Morwood menggambarkan situasi ini dengan lugas, "Tingkat kebisingan di belakang sana luar biasa. Peralatan dapur yang berisik, kru mengobrol selama istirahat, dan suara flush toilet tanpa henti. Ini seperti mencoba tidur di sebelah jalan raya (berisik)." Metafora ini secara efektif menggambarkan intensitas dan sifat kebisingan yang mengganggu. Suara-suara ini secara kolektif mempersulit upaya untuk tidur, membaca, atau sekadar bersantai. Bahkan dengan penutup telinga atau headphone peredam bising, sulit untuk sepenuhnya mengisolasi diri dari gangguan audio yang terus-menerus ini. Dampaknya adalah peningkatan stres, kesulitan tidur, dan rasa lelah yang lebih cepat.

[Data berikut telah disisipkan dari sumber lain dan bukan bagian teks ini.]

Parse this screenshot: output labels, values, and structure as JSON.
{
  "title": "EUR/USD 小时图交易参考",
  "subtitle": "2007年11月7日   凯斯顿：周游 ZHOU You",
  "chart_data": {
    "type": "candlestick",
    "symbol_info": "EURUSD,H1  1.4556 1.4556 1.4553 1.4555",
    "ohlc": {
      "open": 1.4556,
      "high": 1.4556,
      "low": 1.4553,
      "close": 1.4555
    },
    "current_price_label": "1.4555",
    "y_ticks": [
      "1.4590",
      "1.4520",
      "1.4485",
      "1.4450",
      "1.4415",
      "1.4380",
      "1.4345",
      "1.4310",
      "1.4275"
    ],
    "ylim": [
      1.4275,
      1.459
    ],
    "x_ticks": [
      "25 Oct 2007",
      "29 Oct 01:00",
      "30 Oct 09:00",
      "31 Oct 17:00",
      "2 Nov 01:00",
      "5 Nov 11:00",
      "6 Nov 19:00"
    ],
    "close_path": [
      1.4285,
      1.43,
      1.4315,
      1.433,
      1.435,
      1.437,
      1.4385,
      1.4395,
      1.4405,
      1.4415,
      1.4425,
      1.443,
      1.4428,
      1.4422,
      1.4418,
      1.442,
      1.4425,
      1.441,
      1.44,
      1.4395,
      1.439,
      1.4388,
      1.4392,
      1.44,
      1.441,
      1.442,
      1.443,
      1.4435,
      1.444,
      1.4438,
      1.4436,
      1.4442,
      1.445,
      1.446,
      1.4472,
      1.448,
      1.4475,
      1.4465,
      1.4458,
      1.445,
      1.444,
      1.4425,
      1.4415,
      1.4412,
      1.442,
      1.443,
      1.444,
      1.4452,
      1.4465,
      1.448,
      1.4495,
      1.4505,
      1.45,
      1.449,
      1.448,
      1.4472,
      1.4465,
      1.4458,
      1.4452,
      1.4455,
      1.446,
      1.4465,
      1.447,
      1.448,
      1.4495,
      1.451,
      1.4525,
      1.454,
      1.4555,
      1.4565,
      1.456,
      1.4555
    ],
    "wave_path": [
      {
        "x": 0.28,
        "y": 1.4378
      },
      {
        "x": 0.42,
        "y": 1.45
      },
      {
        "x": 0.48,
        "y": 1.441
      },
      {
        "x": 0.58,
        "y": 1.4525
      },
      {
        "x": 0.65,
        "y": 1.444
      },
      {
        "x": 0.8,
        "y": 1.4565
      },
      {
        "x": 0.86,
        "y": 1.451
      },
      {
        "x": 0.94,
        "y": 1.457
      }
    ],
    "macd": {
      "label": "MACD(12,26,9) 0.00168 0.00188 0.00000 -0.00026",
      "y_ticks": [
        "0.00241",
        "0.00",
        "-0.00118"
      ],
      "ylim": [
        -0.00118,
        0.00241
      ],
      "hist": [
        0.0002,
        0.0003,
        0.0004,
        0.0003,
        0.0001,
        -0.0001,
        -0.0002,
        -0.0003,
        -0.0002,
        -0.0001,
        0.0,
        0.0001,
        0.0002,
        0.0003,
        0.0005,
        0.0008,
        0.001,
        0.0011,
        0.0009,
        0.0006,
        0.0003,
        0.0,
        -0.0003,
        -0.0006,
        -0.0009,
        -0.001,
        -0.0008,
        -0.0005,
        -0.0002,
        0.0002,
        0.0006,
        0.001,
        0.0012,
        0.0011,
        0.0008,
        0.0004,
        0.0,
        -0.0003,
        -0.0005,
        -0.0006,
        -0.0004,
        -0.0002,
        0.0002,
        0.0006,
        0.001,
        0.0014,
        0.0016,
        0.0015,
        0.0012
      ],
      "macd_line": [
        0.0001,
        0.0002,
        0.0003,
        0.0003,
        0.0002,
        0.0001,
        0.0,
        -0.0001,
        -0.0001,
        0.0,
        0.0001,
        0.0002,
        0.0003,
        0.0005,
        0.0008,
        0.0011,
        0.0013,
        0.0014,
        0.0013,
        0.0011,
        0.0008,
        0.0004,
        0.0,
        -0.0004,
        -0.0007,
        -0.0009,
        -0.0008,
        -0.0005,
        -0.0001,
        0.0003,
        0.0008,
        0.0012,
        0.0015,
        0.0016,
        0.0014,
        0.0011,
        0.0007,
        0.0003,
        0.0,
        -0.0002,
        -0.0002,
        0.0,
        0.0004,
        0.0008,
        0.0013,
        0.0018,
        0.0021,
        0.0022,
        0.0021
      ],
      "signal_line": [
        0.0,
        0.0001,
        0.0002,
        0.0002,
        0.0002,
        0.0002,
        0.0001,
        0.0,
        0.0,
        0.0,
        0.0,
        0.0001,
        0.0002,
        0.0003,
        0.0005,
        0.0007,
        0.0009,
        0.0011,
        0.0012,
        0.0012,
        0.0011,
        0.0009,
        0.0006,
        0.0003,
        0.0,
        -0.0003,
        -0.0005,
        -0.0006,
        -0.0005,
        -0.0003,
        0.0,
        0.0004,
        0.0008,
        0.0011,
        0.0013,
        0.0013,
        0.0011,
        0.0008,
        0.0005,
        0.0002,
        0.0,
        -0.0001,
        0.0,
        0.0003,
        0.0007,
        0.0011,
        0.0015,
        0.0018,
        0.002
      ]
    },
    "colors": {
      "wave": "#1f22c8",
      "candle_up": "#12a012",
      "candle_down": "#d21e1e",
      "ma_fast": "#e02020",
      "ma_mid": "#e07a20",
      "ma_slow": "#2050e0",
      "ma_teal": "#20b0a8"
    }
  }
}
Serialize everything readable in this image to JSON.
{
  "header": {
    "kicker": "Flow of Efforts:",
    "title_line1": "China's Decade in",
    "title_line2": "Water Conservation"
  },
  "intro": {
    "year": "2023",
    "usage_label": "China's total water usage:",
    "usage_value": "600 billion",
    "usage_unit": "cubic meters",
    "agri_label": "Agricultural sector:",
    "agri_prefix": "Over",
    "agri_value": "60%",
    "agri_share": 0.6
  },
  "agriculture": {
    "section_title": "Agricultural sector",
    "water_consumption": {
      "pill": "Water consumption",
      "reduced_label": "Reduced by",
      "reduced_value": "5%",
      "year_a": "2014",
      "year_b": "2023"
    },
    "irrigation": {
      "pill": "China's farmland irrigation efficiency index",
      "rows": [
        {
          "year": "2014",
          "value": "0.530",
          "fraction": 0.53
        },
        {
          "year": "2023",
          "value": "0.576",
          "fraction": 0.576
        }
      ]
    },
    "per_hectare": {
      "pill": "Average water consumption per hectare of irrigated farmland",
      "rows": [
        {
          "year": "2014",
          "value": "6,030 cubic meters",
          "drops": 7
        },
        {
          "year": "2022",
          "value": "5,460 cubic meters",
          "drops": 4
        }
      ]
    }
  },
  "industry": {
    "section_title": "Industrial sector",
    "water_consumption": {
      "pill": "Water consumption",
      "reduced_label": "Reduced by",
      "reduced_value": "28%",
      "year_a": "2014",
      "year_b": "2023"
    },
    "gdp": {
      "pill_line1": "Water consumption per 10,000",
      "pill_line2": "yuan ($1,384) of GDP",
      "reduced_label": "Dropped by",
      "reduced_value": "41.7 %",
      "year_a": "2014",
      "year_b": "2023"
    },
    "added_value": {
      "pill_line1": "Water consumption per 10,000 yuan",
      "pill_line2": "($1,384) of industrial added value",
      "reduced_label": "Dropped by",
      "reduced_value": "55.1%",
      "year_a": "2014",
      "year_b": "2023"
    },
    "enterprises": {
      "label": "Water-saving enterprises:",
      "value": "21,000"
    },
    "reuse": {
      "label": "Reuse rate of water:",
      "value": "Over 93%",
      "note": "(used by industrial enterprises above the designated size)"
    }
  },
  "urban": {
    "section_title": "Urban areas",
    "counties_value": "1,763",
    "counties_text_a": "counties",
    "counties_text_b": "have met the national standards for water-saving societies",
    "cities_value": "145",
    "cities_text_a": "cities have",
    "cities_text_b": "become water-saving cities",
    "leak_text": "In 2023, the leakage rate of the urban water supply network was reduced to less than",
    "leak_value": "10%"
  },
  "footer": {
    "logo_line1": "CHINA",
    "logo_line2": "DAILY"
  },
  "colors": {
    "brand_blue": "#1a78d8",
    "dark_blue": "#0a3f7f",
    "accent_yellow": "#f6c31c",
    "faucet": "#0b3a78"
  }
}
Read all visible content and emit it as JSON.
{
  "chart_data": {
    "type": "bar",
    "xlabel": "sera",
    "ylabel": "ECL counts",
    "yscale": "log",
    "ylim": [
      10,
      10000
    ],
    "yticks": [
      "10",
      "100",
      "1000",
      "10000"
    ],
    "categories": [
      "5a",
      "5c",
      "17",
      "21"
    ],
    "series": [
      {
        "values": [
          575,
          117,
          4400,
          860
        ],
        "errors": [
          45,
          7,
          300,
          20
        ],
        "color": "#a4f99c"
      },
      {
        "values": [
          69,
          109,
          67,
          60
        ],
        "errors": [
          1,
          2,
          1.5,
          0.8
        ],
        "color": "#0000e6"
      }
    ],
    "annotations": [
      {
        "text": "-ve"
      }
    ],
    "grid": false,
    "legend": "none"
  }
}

Selain kebisingan, paparan cahaya yang terus-menerus juga menjadi masalah di kursi baris terakhir. Area dapur pesawat biasanya dilengkapi dengan penerangan terang dan seringkali tetap menyala selama penerbangan, bahkan saat lampu kabin utama diredupkan untuk memungkinkan penumpang beristirahat. Pramugari membutuhkan pencahayaan memadai untuk menyiapkan makanan, minuman, dan melakukan tugas-tugas lainnya. Bagi penumpang yang duduk tepat di samping jendela di baris terakhir, cahaya terang dari dapur ini dapat menembus area kursi mereka, mengganggu ritme tidur alami dan menyulitkan untuk mencapai kondisi gelap yang ideal untuk beristirahat.
Meskipun penutup mata membantu, cahaya menyebar dari dapur tetap terasa dan mengganggu sensasi kegelapan total. Ini menjadi tantangan serius, terutama pada penerbangan malam atau jarak jauh melintasi zona waktu, di mana istirahat berkualitas penting untuk mengatasi jet lag. Ketidakmampuan untuk mendapatkan lingkungan yang gelap dan tenang akan memperburuk masalah tidur yang sudah ada akibat kebisingan dan ketidaknyamanan fisik. Kondisi ini secara keseluruhan menghambat kemampuan tubuh untuk rileks dan pulih selama perjalanan, sehingga penumpang tiba di tujuan dengan kondisi yang kurang prima.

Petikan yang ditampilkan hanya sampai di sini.